We first observed the Trojan being advertised for sale on Russian cybercrime-related forums at the end of January, 2019. By the following month, we saw its distribution begin to increase, along with the price the malware authors were charging to criminals. As its distribution increases, so do the variety of methods that Baldr customers use to infect customers, including the use of maliciously crafted .ace archives and Office documents, which are either hosted for download or emailed to victims.
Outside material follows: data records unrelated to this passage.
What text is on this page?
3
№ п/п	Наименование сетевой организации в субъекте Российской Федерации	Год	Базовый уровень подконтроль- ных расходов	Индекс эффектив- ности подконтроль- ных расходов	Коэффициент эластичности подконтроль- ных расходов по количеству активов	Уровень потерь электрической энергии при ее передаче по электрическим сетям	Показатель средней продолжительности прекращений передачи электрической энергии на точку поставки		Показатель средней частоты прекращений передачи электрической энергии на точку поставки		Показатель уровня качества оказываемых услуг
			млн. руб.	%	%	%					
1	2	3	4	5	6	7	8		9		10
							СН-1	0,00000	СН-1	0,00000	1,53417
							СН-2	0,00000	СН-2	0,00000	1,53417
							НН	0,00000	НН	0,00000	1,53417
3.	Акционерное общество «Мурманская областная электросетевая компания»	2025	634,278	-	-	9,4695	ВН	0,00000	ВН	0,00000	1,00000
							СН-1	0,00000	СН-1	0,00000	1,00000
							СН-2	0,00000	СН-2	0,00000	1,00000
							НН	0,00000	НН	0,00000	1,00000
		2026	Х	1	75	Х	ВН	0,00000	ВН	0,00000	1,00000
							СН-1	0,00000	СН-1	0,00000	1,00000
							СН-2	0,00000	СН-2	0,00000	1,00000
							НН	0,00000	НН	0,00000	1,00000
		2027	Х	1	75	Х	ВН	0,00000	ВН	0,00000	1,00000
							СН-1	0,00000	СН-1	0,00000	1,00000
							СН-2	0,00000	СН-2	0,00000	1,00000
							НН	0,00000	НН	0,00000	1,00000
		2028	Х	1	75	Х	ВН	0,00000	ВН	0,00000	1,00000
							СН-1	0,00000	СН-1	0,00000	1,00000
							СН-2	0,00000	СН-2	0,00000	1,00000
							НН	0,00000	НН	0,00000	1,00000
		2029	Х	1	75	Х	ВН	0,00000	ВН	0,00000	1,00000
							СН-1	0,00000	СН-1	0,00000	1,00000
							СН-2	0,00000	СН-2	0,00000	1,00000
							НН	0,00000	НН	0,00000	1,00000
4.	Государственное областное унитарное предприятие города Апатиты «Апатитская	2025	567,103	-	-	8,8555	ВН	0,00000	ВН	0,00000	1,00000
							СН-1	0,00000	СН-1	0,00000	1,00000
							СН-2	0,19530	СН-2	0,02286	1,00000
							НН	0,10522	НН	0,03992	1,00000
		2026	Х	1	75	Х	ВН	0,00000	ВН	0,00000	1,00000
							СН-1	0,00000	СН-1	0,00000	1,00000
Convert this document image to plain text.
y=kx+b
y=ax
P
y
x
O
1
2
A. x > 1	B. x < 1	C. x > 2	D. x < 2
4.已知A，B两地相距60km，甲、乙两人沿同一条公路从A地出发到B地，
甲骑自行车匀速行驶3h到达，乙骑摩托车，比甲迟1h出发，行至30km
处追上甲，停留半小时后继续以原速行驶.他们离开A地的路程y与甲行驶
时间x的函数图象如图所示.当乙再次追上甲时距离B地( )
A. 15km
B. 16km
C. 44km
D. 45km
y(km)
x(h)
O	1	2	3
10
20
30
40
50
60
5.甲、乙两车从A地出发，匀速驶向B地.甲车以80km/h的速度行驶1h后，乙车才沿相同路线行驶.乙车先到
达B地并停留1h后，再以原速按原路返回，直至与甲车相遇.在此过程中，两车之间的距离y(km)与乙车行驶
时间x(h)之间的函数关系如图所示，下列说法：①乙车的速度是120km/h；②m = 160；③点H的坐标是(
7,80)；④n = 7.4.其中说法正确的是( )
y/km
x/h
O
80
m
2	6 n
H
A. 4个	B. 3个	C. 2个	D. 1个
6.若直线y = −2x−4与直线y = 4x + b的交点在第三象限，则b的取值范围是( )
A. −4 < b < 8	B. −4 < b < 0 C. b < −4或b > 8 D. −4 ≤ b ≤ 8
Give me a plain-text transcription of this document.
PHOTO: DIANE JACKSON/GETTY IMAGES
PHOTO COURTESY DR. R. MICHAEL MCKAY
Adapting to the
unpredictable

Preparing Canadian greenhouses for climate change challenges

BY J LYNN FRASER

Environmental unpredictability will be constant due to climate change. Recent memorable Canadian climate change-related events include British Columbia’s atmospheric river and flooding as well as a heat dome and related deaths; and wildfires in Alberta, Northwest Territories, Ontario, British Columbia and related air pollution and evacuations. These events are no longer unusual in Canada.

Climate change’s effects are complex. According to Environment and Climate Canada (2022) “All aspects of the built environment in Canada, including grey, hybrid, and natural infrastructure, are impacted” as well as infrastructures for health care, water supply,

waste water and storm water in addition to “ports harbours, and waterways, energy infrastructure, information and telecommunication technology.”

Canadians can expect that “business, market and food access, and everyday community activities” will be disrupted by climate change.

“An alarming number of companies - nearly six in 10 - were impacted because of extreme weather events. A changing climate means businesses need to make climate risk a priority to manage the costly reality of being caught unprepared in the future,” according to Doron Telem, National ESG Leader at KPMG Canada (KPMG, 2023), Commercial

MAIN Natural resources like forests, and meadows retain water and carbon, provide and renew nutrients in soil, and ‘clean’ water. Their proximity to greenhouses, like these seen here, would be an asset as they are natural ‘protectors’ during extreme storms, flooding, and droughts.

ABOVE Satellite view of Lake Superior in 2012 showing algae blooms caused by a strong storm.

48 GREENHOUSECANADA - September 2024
We consider Baldr an up-and-coming password stealer as we’ve observed its evolution through at least four major revisions over the past seven months. In that time, the malware’s creator has added a raft of new features that put it in direct competition from better-known families. There has also been a bit of drama in the criminal underground, where the main developer and the principal distributor seem to have had a (somewhat public) falling out, with the distributor dropping Baldr as a product for sale. But the malware has not ceased functioning, and we expect it to re-emerge, possibly with a new name.
This paper provides a deep technical synopsis of Baldr malware, including its command-andcontrol administrative web panel, which several Baldr-using criminals carelessly left unprotected and downloadable from open directories. We’ve also come across what appear to be credential dumps generated by Baldr in files submitted to public repositories like Virustotal. While we will refrain from publishing victim details, we’ve anonymized and aggregated some of this data to illustrate the types of data most commonly stolen by operators of Baldr.
We also discuss some of the unique characteristics of Baldr’s killchain (implemented not by the malware’s creator but by its criminal customer base) and its apparent relationship to other malware families, some of which Baldr itself delivers to victim machines as a malware distribution network.